La decisión de Gustavo Petro fue jugársela por la paz total. Él debe hacerse responsable de sus acciones.

En ese sentido, hay dos responsabilidades que conviene subrayar. La primera es la de una política de paz que, en su afán por cerrar ciclos, abrió demasiadas puertas sin garantizar condiciones mínimas de seguridad institucional. Negociar con actores que mantienen vínculos con el crimen organizado o que no han demostrado una voluntad clara de desmovilización implica riesgos que deben ser gestionados con prudencia técnica y política.

La segunda es la del propio gobierno al otorgar estatus o cargos a personas con antecedentes penales o vínculos probados con actividades ilícitas: si se desconoció esa información fue un error grave; si se conocía y se actuó con indiferencia, la omisión es aún más grave.

Aceptar la responsabilidad política no es un acto de derrota; es, por el contrario, un acto de honestidad cívica. Reconocer que las apuestas por la paz tuvieron resultados parciales o equivocados no equivale a renegar del objetivo de terminar el conflicto, sino a exigir que las estrategias sean replanteadas con seriedad técnica y con la prioridad de proteger la vida y la institucionalidad.

Colombia no necesita, en este momento, más polarización entre derechas e izquierdas. Necesita un diagnóstico claro y desapasionado sobre qué funcionó y qué no en las políticas de paz; necesita controles efectivos y una política de seguridad que no dependa de improvisaciones ni de consignas. La ilusión del fin del conflicto no puede convertirse en excusa para relajar las exigencias institucionales propias del Estado de derecho.

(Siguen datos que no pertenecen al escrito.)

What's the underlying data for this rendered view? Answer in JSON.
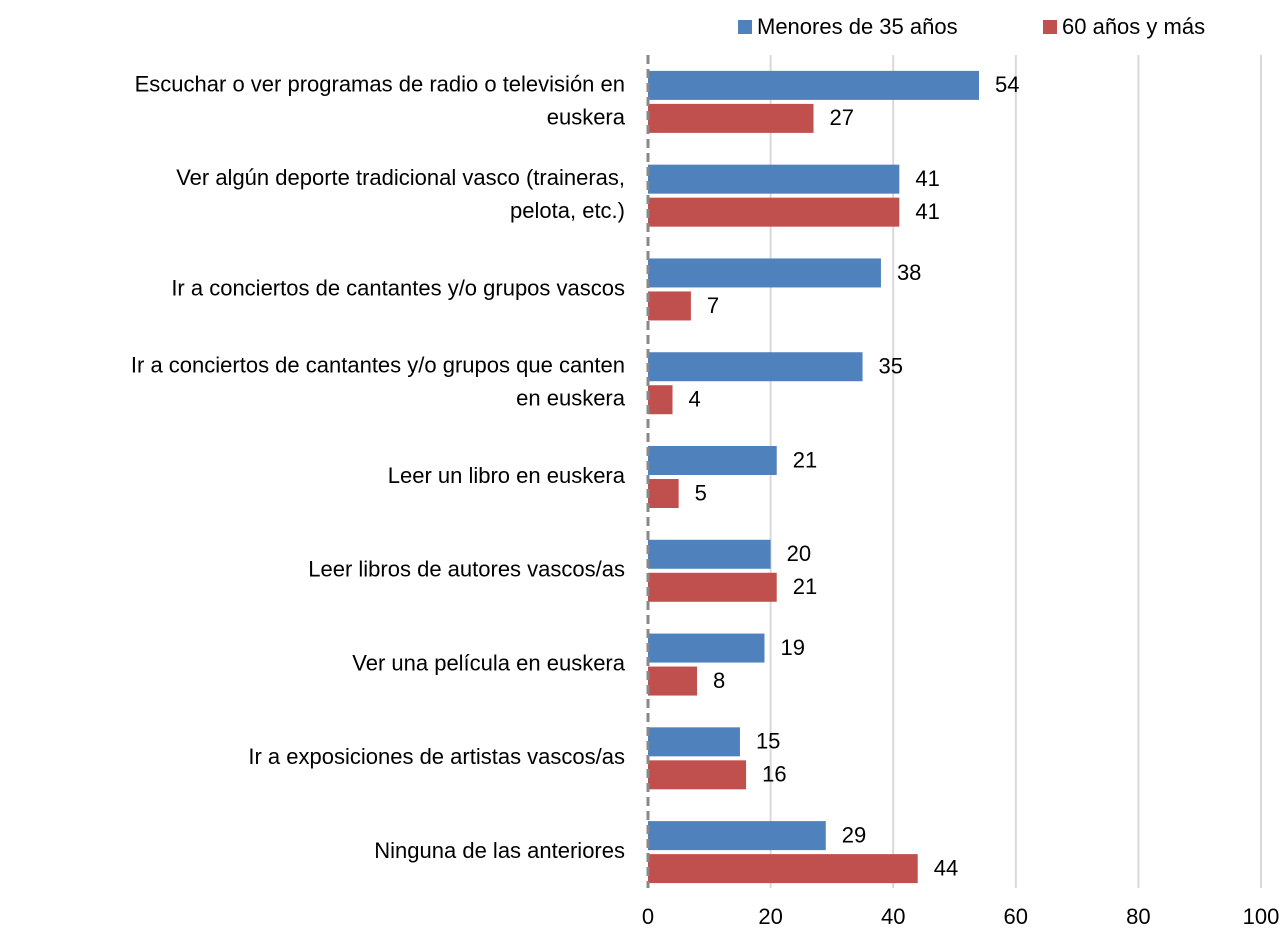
{
  "chart_data": {
    "type": "barh",
    "categories": [
      "Escuchar o ver programas de radio o televisión en\neuskera",
      "Ver algún deporte tradicional vasco (traineras,\npelota, etc.)",
      "Ir a conciertos de cantantes y/o grupos vascos",
      "Ir a conciertos de cantantes y/o grupos que canten\nen euskera",
      "Leer un libro en euskera",
      "Leer libros de autores vascos/as",
      "Ver una película en euskera",
      "Ir a exposiciones de artistas vascos/as",
      "Ninguna de las anteriores"
    ],
    "series": [
      {
        "name": "Menores de 35 años",
        "color": "#4f81bd",
        "values": [
          54,
          41,
          38,
          35,
          21,
          20,
          19,
          15,
          29
        ]
      },
      {
        "name": "60 años y más",
        "color": "#c0504d",
        "values": [
          27,
          41,
          7,
          4,
          5,
          21,
          8,
          16,
          44
        ]
      }
    ],
    "xlim": [
      0,
      100
    ],
    "xticks": [
      0,
      20,
      40,
      60,
      80,
      100
    ],
    "grid": true,
    "legend": "top"
  }
}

No podemos permitir que la victoria de un grupo armado se convierta en la derrota de la democracia. La respuesta del Estado debe ser proporcional: investigación rigurosa, capturas y, sobre todo, reformas que cierren las brechas que permitieron el crimen.

Este es el cartel de "los más buscados" publicado por la Fiscalía al respecto del magnicidio.
Este es el cartel de “los más buscados” publicado por la Fiscalía al respecto del magnicidio.

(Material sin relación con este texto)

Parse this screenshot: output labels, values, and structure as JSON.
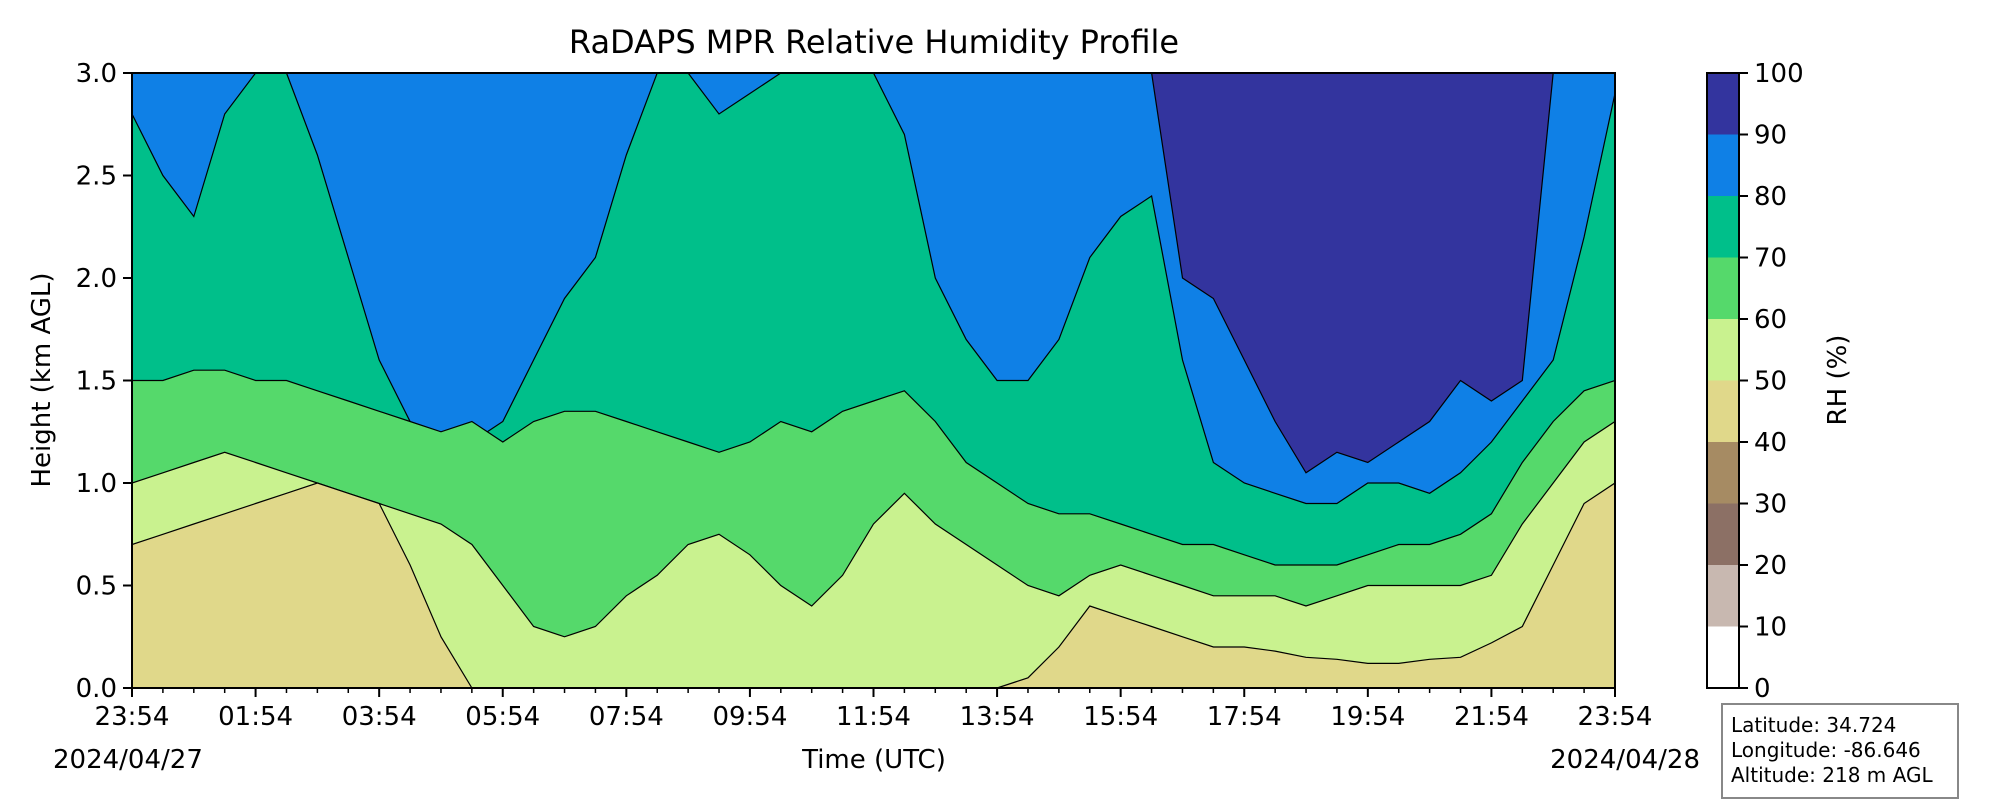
{
  "chart_data": {
    "type": "heatmap",
    "title": "RaDAPS MPR Relative Humidity Profile",
    "xlabel": "Time (UTC)",
    "ylabel": "Height (km AGL)",
    "colorbar_label": "RH (%)",
    "x_tick_labels": [
      "23:54",
      "01:54",
      "03:54",
      "05:54",
      "07:54",
      "09:54",
      "11:54",
      "13:54",
      "15:54",
      "17:54",
      "19:54",
      "21:54",
      "23:54"
    ],
    "start_date": "2024/04/27",
    "end_date": "2024/04/28",
    "ylim": [
      0,
      3
    ],
    "y_ticks": [
      "0.0",
      "0.5",
      "1.0",
      "1.5",
      "2.0",
      "2.5",
      "3.0"
    ],
    "levels": [
      0,
      10,
      20,
      30,
      40,
      50,
      60,
      70,
      80,
      90,
      100
    ],
    "level_colors": [
      "#ffffff",
      "#c8b8b0",
      "#8c7065",
      "#a68b63",
      "#e0d88a",
      "#c9f28f",
      "#55d96b",
      "#00bf8a",
      "#0f80e6",
      "#33349e"
    ],
    "x_hours": [
      0,
      0.5,
      1,
      1.5,
      2,
      2.5,
      3,
      3.5,
      4,
      4.5,
      5,
      5.5,
      6,
      6.5,
      7,
      7.5,
      8,
      8.5,
      9,
      9.5,
      10,
      10.5,
      11,
      11.5,
      12,
      12.5,
      13,
      13.5,
      14,
      14.5,
      15,
      15.5,
      16,
      16.5,
      17,
      17.5,
      18,
      18.5,
      19,
      19.5,
      20,
      20.5,
      21,
      21.5,
      22,
      22.5,
      23,
      23.5,
      24
    ],
    "contour_heights_km": {
      "rh_50": [
        0.7,
        0.75,
        0.8,
        0.85,
        0.9,
        0.95,
        1.0,
        0.95,
        0.9,
        0.6,
        0.25,
        0,
        0,
        0,
        0,
        0,
        0,
        0,
        0,
        0,
        0,
        0,
        0,
        0,
        0,
        0,
        0,
        0,
        0,
        0.05,
        0.2,
        0.4,
        0.35,
        0.3,
        0.25,
        0.2,
        0.2,
        0.18,
        0.15,
        0.14,
        0.12,
        0.12,
        0.14,
        0.15,
        0.22,
        0.3,
        0.6,
        0.9,
        1.0
      ],
      "rh_60": [
        1.0,
        1.05,
        1.1,
        1.15,
        1.1,
        1.05,
        1.0,
        0.95,
        0.9,
        0.85,
        0.8,
        0.7,
        0.5,
        0.3,
        0.25,
        0.3,
        0.45,
        0.55,
        0.7,
        0.75,
        0.65,
        0.5,
        0.4,
        0.55,
        0.8,
        0.95,
        0.8,
        0.7,
        0.6,
        0.5,
        0.45,
        0.55,
        0.6,
        0.55,
        0.5,
        0.45,
        0.45,
        0.45,
        0.4,
        0.45,
        0.5,
        0.5,
        0.5,
        0.5,
        0.55,
        0.8,
        1.0,
        1.2,
        1.3
      ],
      "rh_70": [
        1.5,
        1.5,
        1.55,
        1.55,
        1.5,
        1.5,
        1.45,
        1.4,
        1.35,
        1.3,
        1.25,
        1.3,
        1.2,
        1.3,
        1.35,
        1.35,
        1.3,
        1.25,
        1.2,
        1.15,
        1.2,
        1.3,
        1.25,
        1.35,
        1.4,
        1.45,
        1.3,
        1.1,
        1.0,
        0.9,
        0.85,
        0.85,
        0.8,
        0.75,
        0.7,
        0.7,
        0.65,
        0.6,
        0.6,
        0.6,
        0.65,
        0.7,
        0.7,
        0.75,
        0.85,
        1.1,
        1.3,
        1.45,
        1.5
      ],
      "rh_80": [
        2.8,
        2.5,
        2.3,
        2.8,
        3.0,
        3.0,
        2.6,
        2.1,
        1.6,
        1.3,
        1.1,
        1.2,
        1.3,
        1.6,
        1.9,
        2.1,
        2.6,
        3.0,
        3.0,
        2.8,
        2.9,
        3.0,
        3.0,
        3.0,
        3.0,
        2.7,
        2.0,
        1.7,
        1.5,
        1.5,
        1.7,
        2.1,
        2.3,
        2.4,
        1.6,
        1.1,
        1.0,
        0.95,
        0.9,
        0.9,
        1.0,
        1.0,
        0.95,
        1.05,
        1.2,
        1.4,
        1.6,
        2.2,
        2.9
      ],
      "rh_90": [
        3.0,
        3.0,
        3.0,
        3.0,
        3.0,
        3.0,
        3.0,
        3.0,
        3.0,
        3.0,
        3.0,
        3.0,
        3.0,
        3.0,
        3.0,
        3.0,
        3.0,
        3.0,
        3.0,
        3.0,
        3.0,
        3.0,
        3.0,
        3.0,
        3.0,
        3.0,
        3.0,
        3.0,
        3.0,
        3.0,
        3.0,
        3.0,
        3.0,
        3.0,
        2.0,
        1.9,
        1.6,
        1.3,
        1.05,
        1.15,
        1.1,
        1.2,
        1.3,
        1.5,
        1.4,
        1.5,
        3.0,
        3.0,
        3.0
      ]
    }
  },
  "info_box": {
    "latitude": "Latitude: 34.724",
    "longitude": "Longitude: -86.646",
    "altitude": "Altitude: 218 m AGL"
  }
}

La paz total no se decreta; se construye con condiciones. Y cuando esas condiciones faltan, el país debe estar dispuesto a corregir el rumbo, asumir responsabilidades y volver a poner la vida y la seguridad de los ciudadanos por encima de cualquier cálculo político. Solo así la frase “el tubo tuvo la culpa” dejará de ser una metáfora útil y se convertirá en una lección aprendida.